Before I begin, I must start with a caveat. I am not actually an economist; I am a political scientist. I dabbled around the very edges of economics in my Master’s and PhD degrees, and went to a graduate school obsessed with economics. So, if there are any real economists out there reading this — feel free to comment below.
I will start with a problematic: Why is that most CofC congregations in North America and Europe rarely average more than 30 to 50 active members? My hypothesis is that they rarely expand beyond this size because of their predominantly lay leadership and middle-class members. As a result, congregations do not have have the money or human resources to attract or to minister to many more people. Pastors have other jobs, so have little extra time for counseling, home visits, outreach, etc. Moreover, a lack of seminary training reduces pastors ‘productivity’ as spiritual leaders.

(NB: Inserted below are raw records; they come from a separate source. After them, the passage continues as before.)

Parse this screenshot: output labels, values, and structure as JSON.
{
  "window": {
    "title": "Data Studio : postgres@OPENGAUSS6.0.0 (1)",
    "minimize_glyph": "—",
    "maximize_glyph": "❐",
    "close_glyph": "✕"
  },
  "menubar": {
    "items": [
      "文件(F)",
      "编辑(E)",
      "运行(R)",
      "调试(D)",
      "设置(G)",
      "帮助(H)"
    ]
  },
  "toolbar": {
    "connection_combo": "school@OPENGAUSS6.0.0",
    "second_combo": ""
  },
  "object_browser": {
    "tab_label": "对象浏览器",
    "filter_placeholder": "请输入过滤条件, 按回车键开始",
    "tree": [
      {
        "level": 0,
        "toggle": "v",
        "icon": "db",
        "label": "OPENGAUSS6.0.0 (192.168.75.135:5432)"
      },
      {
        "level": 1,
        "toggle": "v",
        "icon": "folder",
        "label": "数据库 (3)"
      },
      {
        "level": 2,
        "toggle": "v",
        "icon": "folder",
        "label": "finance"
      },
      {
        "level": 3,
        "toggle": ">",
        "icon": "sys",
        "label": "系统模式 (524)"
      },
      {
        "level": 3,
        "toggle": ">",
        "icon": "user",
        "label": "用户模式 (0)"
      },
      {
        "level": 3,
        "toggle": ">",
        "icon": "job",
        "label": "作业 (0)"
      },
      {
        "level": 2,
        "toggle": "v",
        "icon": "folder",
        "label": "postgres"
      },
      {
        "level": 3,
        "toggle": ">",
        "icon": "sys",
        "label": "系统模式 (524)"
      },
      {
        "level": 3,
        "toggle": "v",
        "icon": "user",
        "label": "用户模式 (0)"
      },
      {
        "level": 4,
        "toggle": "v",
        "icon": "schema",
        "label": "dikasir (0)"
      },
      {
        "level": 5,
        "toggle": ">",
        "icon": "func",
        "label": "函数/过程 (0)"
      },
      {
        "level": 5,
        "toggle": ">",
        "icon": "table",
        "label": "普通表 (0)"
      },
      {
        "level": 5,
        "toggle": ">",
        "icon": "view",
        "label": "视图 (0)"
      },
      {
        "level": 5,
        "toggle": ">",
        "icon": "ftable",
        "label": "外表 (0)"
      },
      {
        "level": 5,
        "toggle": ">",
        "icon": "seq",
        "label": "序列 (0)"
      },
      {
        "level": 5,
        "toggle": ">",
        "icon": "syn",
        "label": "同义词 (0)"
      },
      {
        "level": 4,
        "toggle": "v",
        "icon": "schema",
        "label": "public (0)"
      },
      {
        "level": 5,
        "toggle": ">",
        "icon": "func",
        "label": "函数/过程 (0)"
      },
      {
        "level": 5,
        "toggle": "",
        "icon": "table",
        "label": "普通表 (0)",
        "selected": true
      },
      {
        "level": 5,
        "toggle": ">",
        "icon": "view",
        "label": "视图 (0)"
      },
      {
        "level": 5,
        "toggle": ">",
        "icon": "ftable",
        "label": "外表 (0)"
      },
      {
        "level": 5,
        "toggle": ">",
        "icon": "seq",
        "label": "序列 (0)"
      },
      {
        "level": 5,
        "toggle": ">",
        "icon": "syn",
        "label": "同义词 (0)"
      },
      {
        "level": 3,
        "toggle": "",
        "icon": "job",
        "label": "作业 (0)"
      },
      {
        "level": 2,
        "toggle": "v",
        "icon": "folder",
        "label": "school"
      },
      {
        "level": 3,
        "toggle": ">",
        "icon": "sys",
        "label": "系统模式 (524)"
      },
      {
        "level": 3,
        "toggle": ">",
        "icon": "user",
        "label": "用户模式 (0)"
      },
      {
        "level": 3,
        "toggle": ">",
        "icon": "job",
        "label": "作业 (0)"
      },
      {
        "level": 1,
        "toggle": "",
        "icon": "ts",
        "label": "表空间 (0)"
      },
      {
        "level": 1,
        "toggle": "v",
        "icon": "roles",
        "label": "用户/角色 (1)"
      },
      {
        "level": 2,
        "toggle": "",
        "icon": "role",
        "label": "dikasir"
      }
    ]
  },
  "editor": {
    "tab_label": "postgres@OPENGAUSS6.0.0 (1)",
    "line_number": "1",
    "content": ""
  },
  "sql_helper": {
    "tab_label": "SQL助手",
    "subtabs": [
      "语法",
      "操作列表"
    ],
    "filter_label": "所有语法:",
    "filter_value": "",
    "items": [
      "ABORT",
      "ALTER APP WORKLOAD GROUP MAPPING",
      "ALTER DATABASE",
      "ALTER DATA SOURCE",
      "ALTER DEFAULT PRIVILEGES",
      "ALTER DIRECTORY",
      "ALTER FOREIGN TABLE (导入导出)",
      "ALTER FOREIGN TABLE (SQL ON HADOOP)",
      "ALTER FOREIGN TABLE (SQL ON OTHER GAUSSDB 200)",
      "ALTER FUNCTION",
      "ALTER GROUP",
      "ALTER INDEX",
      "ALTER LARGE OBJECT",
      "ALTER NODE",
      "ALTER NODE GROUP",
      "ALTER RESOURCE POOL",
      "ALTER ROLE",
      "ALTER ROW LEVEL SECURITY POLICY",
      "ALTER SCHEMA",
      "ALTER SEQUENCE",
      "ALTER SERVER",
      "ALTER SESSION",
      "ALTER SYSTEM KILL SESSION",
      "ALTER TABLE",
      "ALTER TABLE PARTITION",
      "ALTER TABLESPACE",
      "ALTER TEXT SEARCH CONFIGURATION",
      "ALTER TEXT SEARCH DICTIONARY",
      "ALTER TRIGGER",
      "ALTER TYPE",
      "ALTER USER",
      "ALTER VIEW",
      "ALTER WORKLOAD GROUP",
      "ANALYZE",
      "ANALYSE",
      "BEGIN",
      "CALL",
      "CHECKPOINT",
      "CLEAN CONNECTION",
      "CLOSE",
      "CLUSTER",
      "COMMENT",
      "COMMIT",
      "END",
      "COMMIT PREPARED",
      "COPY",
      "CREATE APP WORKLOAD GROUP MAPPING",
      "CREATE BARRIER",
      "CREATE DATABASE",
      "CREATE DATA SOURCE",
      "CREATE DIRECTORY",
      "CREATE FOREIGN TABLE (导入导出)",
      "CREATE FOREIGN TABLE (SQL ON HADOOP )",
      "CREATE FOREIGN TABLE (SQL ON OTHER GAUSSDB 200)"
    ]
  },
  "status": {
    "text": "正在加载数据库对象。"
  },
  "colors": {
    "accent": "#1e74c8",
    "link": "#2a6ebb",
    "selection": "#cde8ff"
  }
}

The ‘Theory of the Firm‘ is one of the foundations of microeconomics. Among many other things, it tries to explain why certain economic activities are done inside a company, rather than outside it in the market place. One of its applications can be explanations for the size of a firm — why does the hot-dog stand require only one employee, but Target requires hundreds of thousands? I would like to loosely apply this idea to an assumed ‘average’ North American Community of Christ congregation, asking: Why is it the size it is? Is this because it fills a specific niche in the ‘spiritual marketplace’?
Perhaps the best place to begin is with a basic ‘production function‘: the economic Output of a firm is a function of the Labor and Capital (including Land) that is at its disposal (that’s Y=fn(L,K) for the geekier ones among you). In our context, Output, rather than meaning money, means the quality and quantity of spiritual services provided by a congregation. Labor is the work put into the congregation by the pastor, priesthood and lay volunteers. Capital includes the church grounds at building (Land) as we as the financial assets they gain through contributions of offerings and tithes. In short:
The ‘Spiritual Output’ of a congregation = Function of the Labor of priesthood and volunteers and their financial and real estate assets.

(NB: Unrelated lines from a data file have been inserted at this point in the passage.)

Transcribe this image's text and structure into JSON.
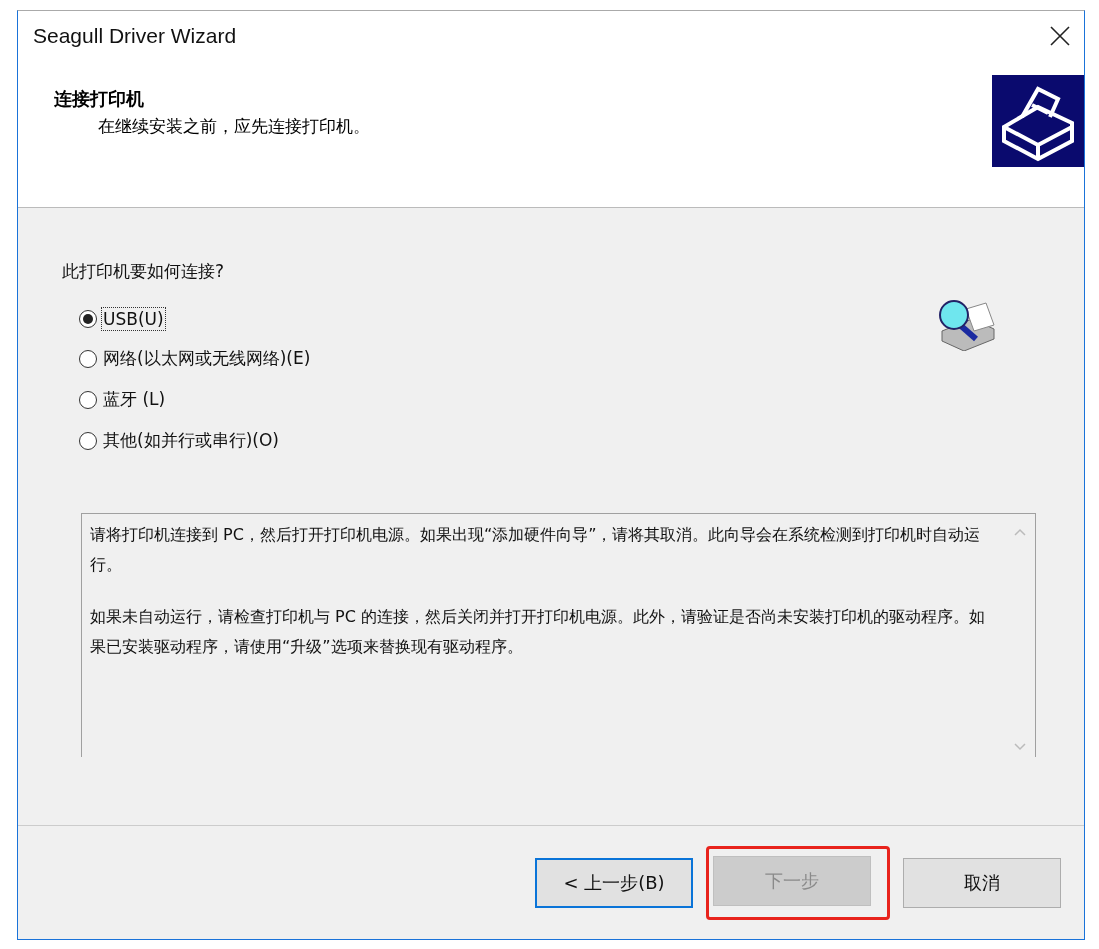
{
  "window": {
    "title": "Seagull Driver Wizard"
  },
  "header": {
    "title": "连接打印机",
    "subtitle": "在继续安装之前，应先连接打印机。"
  },
  "question": "此打印机要如何连接?",
  "options": [
    {
      "label": "USB(U)",
      "selected": true
    },
    {
      "label": "网络(以太网或无线网络)(E)",
      "selected": false
    },
    {
      "label": "蓝牙 (L)",
      "selected": false
    },
    {
      "label": "其他(如并行或串行)(O)",
      "selected": false
    }
  ],
  "info_text": [
    "请将打印机连接到 PC，然后打开打印机电源。如果出现“添加硬件向导”，请将其取消。此向导会在系统检测到打印机时自动运行。",
    "如果未自动运行，请检查打印机与 PC 的连接，然后关闭并打开打印机电源。此外，请验证是否尚未安装打印机的驱动程序。如果已安装驱动程序，请使用“升级”选项来替换现有驱动程序。"
  ],
  "buttons": [
    {
      "label": "< 上一步(B)",
      "disabled": false,
      "focused": true,
      "annotated": false
    },
    {
      "label": "下一步",
      "disabled": true,
      "focused": false,
      "annotated": true
    },
    {
      "label": "取消",
      "disabled": false,
      "focused": false,
      "annotated": false
    }
  ]
}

As with any production function, this one is subject to a Law of Diminishing Returns. This means that each marginal new congregant who walks in the door receives less spiritual return from their investment of coming to church. This is because the financial and human resources of the congregation can only stretch so far. In particular, a pastor who has a full time job is not going to have the time or energy to provide pastoral support to an infinitely large congregation. As s/he is not paid for his/her work and has other responsibilities, s/he likely has an absolute maximum of eight hours a day to spend on church work (eight hours in his/her paid employment, eight hours sleep, eight hours for everything else, including church stuff). Likewise, congregants do not have an infinite amount of money they can put in the offering plate. This scarcity of offerings and tithes similarly limits the amount of programs and services, and the size and quality of the building, the church is able to offer.
At a certain point, there seems to be a ‘tipping point’ where , as the congregation ‘fills’, the opportunity costs of going to a CofC congregation are higher when compared to a well-funded, well-staffed church down the road, that can devote more attention to each marginal new congregant. In the CofC, this tipping point seems to be around 30-50 congregants, before the church seems unable to accommodate more people. In the spiritual marketplace, the CofC is thus more of a niche ‘boutique’ player – the neighborhood health-food store – rather than a diversified supermarket, like a mainline denomination or a massive Wal-Mart like a Mega Church. This is not necessarily a bad thing; if the congregation is aware of this dynamic, they can exploits their comparative advantage in this niche: such as providing a small, homey, informal feel to the congregation, a family-like atmosphere.
Nonetheless, the basic production function is not an iron-clad prison. The Solow Growth Model suggests that firms are able to overcome diminishing returns if they can constantly increase the productivity of their labor (through training, mechanization, digitization, etc.) and capital (through improving land and real estate and through savvy investment of finances). For lack of a better word, all these things that increase productivity are lumped under ‘Technology’. (Mathematically, this is expressed as Y=A*fn(L,K), where A=Technology).
This would suggest that a congregation could improve the ‘productivity’ of their labor and capital and thus be able to increase their size beyond what their limited resources might suggest. This could be done through training of priesthood and pastors, better management and support of them by the church bureaucracy and through improving the site where the church is located.
While it may seem crass and mercenistic to think about religious institutions from the profoundly secular standpoint of economics, the church nonetheless operates in a world of scarcity and in a ‘spiritual marketplace’, in which there is competition with other churches. Therefore, seeing the church through an economic lens can help us understand dynamics that seem to be unexplained by theology and history.